Unter solchen Umständen hört es sich etwas phantastisch an, daß England angeblich beabsichtigt, einen jährlichen Warenaustausch mit Rußland in Höhe von 440, mit Jugoslawien und Ungarn in Höhe von je 100 und mit der Tschechoslowakei in Höhe von 120 Millionen (Dollar zu vereinbaren, zumal diese Länder große Lieferungen untereinander durchführen müssen und überdies auch noch Verträge mit anderen westlichen Partnern haben.
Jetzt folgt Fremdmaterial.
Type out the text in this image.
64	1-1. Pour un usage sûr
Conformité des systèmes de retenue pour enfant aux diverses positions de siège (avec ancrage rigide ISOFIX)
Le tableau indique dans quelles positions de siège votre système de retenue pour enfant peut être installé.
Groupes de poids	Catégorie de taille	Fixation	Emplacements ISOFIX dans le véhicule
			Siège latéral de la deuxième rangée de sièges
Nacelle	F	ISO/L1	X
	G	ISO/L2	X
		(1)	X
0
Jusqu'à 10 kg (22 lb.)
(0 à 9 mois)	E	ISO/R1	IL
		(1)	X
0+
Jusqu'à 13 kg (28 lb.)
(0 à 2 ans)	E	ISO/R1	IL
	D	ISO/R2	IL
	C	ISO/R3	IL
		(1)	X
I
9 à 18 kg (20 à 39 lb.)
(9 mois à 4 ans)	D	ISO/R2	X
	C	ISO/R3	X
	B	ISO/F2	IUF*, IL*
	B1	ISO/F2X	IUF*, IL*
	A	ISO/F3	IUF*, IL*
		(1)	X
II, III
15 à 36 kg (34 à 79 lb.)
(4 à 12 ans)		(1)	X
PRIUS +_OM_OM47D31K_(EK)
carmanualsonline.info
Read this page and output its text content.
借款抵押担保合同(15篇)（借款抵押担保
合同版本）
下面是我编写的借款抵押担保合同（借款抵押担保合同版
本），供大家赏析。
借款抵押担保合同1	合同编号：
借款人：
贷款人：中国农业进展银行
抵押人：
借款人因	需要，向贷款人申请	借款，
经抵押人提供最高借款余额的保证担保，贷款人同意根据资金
Solche überdimensionierte Handelsverträge würden wahrscheinlich dazu führen, daß die Ostländer zwar die britischen Lieferungen entgegennehmen, mit ihren eigenen Lieferungen aber rasch in Rückstand geraten würden, womit schließlich weniger als nichts erreicht wäre. Dasselbe gilt von diesbezüglichen westdeutschen Illusionen, deren Urheber vergessen haben, daß Deutschland in den dreißiger Jahren ein auf Exportsubventionen und politischem Druck beruhendes Monopol im Südosthandel ausübte, und ähnliches gilt sogar von dem Kontakt, der angeblich zur Zeit zwischen Herrn Gromyko und Wallstreet-Kreisen gepflegt wird, insofern es sich dabei nicht nur um die Wiederbelebung der russischen Manganerzausfuhr handelt, an der den Amerikanern sehr gelegen ist.

Bei all diesen Verhandlungen und Plänen mag etwas Nützliches erreicht werden. Es wird aber in absehbarer Zeit nichts Entscheidendes sein. Der Westen muß zunächst mit seinen Problemen allein fertig werden. Und am allerwenigsten Zweck hätte es, mit dem roten Handel zu drohen. Es würde ein Versuch mit untauglichen Mitteln, sein. H. A.